Telling a Tall Tale: Reports of Demise of Privacy Obligations are Greatly Exaggerated

Apr 03, 2017
  • FisherBroyles News
  • Privacy & Data Security

There has been a good deal of public discussion of pending legislative action to relieve internet service providers of the obligation to obtain affirmative consent of customers [‘opt-in’] before collecting and sharing customer information. Those engaged in digital marketing via e-mail and text message may wonder what this means for their efforts.  In our view, the correct answer is ‘relatively little’.  The nullification of the pending regulations should not dictate any relaxation of compliance efforts whether by increased use of an opt-out strategy or otherwise.

In the first instance, the legislative action simply stopped the effectiveness of pending rules before they became active, so there is no change in actual requirements. Nullification of these rules may be beneficial to marketers if they are challenged in formal proceedings by a consumer or a consumer class over their marketing practices.

However, from the standpoint of avoiding controversy in the first place, we still suggest obtaining affirmative consent to data collection and sharing in all cases. There is no question that such action is always required for text solicitations by the Telephone Consumer Protection Act.  Many companies have learned this the hard way after being forced into eight and nine figure settlements of class action claims brought under the TCPA which provides for statutory damages of $500 per violation.

As a practical matter, it may be easier (or no harder) to obtain the opt-in for all digital marketing campaigns without distinguishing between e-mail and text. That is, obtain advance consent for all communications and the dissemination of the content provided by recipients.  It is often the case that this can be accomplished by having the consumer simply check an ‘I AGREE’ box or provide their mobile phone number.

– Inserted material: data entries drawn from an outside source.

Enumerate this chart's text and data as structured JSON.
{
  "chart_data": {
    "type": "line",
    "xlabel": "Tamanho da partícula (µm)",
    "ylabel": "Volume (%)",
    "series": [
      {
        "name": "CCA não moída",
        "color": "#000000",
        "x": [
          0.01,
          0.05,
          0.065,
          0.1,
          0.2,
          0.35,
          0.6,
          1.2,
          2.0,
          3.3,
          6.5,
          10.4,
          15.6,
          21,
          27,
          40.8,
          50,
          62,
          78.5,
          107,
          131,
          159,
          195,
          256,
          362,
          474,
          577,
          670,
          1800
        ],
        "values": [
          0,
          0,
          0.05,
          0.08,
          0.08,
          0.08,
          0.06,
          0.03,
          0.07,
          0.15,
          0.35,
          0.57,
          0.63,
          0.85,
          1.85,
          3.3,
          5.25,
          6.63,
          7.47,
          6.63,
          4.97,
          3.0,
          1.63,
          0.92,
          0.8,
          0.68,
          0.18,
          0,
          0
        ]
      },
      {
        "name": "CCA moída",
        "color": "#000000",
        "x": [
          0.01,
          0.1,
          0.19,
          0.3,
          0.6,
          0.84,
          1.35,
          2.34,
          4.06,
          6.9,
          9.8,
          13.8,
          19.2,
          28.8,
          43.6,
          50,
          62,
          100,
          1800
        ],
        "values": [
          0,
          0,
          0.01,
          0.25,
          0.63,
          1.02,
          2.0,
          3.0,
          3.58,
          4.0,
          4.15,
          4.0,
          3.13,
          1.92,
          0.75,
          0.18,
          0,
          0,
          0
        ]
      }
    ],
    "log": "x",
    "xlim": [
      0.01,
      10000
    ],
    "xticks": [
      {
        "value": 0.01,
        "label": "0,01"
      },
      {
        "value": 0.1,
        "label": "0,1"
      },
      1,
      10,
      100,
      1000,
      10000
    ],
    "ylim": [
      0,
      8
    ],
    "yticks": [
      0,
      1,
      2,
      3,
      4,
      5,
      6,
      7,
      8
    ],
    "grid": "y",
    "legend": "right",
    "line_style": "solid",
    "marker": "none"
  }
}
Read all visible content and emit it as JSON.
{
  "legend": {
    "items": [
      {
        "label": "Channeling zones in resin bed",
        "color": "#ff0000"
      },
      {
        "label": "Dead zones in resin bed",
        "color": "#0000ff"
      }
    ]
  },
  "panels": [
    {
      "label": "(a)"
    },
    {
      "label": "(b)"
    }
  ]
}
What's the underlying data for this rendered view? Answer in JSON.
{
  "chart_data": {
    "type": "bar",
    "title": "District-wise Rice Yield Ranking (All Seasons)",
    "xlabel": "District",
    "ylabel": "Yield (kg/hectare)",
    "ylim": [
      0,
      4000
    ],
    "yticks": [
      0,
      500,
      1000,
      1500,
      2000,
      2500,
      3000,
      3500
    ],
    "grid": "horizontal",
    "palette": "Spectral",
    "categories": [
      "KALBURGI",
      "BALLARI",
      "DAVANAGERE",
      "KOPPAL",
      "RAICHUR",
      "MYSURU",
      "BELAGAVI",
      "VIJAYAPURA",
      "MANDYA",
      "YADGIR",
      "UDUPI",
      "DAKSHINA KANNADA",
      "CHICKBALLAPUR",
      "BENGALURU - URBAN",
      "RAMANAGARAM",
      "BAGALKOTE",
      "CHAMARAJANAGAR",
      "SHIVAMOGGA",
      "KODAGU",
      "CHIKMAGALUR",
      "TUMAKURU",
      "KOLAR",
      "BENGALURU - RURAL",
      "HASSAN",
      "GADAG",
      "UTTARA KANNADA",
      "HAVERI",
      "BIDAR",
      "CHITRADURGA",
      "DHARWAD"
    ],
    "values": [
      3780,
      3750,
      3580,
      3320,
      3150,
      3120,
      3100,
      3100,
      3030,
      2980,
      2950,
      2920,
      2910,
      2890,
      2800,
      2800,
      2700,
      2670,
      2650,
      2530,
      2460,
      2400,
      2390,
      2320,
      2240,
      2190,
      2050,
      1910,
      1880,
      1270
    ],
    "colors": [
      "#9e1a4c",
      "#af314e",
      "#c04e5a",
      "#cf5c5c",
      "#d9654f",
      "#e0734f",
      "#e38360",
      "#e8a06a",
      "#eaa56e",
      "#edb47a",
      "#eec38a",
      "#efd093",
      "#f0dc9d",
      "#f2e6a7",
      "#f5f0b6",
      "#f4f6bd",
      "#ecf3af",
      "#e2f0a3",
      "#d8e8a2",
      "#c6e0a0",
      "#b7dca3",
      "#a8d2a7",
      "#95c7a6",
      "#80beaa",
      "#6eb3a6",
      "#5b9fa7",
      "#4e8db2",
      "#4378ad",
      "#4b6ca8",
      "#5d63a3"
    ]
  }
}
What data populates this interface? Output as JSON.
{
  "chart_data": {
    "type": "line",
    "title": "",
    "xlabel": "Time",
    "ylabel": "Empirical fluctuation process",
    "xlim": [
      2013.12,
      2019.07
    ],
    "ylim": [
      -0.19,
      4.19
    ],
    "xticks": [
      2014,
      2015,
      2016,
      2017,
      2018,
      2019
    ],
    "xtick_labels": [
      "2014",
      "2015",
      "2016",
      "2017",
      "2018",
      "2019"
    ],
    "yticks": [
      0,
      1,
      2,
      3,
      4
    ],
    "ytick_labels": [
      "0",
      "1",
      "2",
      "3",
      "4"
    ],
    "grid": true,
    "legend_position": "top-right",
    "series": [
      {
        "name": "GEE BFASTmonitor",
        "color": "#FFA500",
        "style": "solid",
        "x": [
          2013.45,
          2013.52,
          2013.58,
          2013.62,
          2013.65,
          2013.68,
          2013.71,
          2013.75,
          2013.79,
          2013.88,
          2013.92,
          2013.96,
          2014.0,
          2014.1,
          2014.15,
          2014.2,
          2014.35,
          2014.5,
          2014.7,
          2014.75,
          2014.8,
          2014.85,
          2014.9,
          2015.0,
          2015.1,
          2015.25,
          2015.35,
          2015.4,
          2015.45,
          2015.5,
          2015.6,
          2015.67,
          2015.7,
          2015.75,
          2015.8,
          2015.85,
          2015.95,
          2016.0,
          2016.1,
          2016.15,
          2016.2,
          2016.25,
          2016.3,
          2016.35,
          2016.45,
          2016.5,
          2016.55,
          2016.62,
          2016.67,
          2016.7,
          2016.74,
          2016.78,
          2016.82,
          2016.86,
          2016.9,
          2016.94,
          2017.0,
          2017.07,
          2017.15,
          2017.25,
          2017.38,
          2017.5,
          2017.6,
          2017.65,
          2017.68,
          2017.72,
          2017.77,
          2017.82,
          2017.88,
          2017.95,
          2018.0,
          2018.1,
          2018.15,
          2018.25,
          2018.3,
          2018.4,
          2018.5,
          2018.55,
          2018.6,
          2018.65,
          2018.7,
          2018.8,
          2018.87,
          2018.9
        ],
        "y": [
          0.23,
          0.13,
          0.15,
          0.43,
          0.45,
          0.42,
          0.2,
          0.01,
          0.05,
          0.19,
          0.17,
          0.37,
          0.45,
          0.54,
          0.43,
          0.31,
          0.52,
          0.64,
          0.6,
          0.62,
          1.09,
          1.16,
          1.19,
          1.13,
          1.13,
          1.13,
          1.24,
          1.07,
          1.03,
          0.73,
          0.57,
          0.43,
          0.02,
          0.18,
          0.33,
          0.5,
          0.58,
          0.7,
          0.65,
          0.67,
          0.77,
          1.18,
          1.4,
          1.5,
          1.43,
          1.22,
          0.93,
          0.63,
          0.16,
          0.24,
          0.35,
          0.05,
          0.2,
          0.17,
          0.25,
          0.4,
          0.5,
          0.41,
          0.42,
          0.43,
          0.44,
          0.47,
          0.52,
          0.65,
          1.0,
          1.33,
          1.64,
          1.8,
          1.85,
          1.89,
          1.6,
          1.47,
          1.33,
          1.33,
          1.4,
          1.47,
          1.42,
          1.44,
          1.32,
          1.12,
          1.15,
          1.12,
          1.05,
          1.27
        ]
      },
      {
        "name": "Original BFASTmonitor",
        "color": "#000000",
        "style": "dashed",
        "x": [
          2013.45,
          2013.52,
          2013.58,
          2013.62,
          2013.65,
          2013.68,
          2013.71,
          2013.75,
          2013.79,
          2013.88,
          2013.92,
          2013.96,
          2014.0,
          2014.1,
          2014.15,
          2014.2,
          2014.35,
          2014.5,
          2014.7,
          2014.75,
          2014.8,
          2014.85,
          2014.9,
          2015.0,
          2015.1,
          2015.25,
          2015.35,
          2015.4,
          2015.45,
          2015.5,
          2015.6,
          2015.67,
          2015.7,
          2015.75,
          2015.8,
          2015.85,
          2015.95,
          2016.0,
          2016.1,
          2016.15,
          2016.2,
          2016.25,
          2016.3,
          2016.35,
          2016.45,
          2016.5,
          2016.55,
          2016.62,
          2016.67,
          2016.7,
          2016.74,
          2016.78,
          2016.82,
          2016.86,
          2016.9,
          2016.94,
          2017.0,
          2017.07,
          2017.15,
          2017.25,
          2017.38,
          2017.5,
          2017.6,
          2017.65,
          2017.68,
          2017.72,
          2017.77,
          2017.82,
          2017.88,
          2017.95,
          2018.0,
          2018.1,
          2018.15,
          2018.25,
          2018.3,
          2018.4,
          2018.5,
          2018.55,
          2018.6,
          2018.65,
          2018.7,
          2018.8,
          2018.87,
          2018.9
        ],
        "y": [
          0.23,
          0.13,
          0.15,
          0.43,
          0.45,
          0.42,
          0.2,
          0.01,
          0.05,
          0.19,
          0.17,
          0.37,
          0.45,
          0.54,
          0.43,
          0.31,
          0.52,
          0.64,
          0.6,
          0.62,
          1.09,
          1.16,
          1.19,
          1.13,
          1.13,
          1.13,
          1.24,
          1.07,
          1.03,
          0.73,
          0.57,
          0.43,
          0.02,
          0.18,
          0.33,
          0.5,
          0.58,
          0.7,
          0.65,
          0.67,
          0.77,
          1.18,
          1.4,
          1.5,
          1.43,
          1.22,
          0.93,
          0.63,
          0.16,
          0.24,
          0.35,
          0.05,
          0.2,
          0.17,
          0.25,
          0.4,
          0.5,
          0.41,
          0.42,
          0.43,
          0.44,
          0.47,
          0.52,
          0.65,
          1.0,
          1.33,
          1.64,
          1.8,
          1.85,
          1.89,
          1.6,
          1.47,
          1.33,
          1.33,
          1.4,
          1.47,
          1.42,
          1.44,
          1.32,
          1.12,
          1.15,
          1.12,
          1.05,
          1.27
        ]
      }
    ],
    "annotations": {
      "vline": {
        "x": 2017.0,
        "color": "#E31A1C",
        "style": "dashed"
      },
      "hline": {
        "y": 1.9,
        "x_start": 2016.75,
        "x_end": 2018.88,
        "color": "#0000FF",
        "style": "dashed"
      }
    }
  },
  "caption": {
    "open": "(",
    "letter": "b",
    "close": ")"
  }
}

In any event, since there are multiple legal theories and laws (state and federal) which can be invoked by consumers and consumer classes who believe that their information has been wrongfully – i.e. deceptively – collected or used, exposure can be mitigated by taking all feasible measures to establish that there was no overreaching and that the persons in question were well aware of and agreed to the actions of which they complain.

Good, closely followed website policies disclosing what is to occur with information of visitors coupled with electronic recordation of implicit and explicit agreements are most helpful in responding to such claims. However, even with the suspended rules (which by their terms only applied to ISP’s), these policies are not sufficient to immunize marketers from all claims based upon allegedly deceptive practices or violations of contractual or statutory privacy rights and obligations. Demonstrating that the claimant in fact agreed to what they are now claiming was unfair is likely to discourage the pursuit of many claims or allow summary disposition of those which do occur.  While no one can say for sure, it may also be the case that consumers respond better to communications to which they agree than to those which seemingly just appear, without meaningful request or approval, from the original marketer or someone else.

Digital marketing is here to stay and an increasingly important tool for most businesses. As its importance grows, so does legal exposure, with or without the suspended rules. Proper guidance, taking into account both evolving legal and technical considerations regarding how to apply the numerous rules which exist, is essential for marketers to effectively pursue such campaigns.